About the ITF
The Task Force for International Cooperation on Holocaust Education, Remembrance, and Research consists of representatives of government, as well as governmental and non-governmental organizations. Its purpose is to place political and social leaders' support behind the need for Holocaust education, remembrance, and research both nationally and internationally.

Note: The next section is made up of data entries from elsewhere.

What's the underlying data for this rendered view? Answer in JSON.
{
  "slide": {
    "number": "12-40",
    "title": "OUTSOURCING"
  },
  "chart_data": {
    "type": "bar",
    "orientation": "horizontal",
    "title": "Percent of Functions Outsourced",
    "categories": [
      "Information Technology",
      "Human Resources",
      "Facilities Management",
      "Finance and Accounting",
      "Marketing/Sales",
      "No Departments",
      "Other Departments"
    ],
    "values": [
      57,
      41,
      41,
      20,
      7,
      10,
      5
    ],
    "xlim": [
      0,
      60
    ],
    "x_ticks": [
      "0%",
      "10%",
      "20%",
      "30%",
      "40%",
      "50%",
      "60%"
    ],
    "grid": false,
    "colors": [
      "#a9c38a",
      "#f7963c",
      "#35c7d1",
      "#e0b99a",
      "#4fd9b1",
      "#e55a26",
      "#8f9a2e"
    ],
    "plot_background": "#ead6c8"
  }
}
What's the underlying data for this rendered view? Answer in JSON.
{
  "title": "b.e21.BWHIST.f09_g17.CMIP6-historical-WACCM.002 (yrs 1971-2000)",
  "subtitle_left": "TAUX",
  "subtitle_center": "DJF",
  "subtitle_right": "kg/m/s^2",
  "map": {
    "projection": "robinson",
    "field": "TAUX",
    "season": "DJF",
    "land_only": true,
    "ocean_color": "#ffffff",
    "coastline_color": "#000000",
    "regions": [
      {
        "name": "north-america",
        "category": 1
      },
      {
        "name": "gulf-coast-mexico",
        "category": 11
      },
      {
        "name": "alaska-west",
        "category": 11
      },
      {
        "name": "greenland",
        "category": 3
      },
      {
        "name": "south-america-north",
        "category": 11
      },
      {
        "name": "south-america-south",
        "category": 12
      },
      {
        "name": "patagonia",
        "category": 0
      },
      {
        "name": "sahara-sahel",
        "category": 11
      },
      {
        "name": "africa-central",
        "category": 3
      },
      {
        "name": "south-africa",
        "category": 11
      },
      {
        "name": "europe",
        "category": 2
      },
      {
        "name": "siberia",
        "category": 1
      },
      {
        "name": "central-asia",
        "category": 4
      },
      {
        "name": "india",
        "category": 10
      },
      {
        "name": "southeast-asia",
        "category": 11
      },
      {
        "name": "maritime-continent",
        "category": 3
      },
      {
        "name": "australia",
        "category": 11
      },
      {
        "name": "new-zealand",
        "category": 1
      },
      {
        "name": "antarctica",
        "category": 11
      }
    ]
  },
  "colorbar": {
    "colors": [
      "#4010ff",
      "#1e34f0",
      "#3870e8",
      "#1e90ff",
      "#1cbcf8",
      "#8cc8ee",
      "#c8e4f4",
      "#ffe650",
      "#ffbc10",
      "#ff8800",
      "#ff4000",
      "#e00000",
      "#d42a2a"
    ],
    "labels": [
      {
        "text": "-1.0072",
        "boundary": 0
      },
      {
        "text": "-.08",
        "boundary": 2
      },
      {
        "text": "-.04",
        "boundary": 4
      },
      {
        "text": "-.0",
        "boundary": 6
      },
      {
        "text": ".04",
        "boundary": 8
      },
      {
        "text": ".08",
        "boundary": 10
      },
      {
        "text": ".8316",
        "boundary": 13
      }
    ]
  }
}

Initiated by Swedish Prime Minister Göran Persson in 1998, the Task Force currently has twenty-seven member countries: Argentina, Austria, Belgium, Canada, Croatia, the Czech Republic, Denmark, Estonia, France, Germany, Greece, Hungary, Israel, Italy, Latvia, Lithuania, Luxembourg, the Netherlands, Norway, Poland, Romania, Slovakia, Spain, Sweden, Switzerland, the United Kingdom, and the United States of America. Professor Yehuda Bauer, former chair of the Yad Vashem Research Institute in Jerusalem, is the Task Force's Honorary Chairman.
Membership in the Task Force is open to all countries. Members must be committed to the Declaration of the Stockholm International Forum on the Holocaust, and must accept the principles adopted by the Task Force regarding membership. They must also be committed to the implementation of national policies and programs in support of Holocaust education, remembrance, and research. The governments comprising the Task Force agree on the importance of encouraging all archives, both public and private, to make their holdings on the Holocaust more widely accessible. The Task Force also encourages appropriate forms of Holocaust remembrance.
Countries wishing to create programs in Holocaust education or to further develop their existing information materials and activities in this area are invited to work together with the Task Force. To this end Liaison Projects can be established between countries and the Task Force for long-term cooperation. Such cooperation is mutually beneficial to all concerned.

The Task Force currently has a formal liaison relationship with Finland, Ireland, Serbia, and Slovenia and observer relationship with Portugal, The Former Yugoslav Republic of Macedonia, and Turkey.
The Task Force has also established specialized committees in regards to antisemitism and Holocaust denial, the situation of the Roma, memorial sites, information projects, comparative genocide, and special challenges in Holocaust education.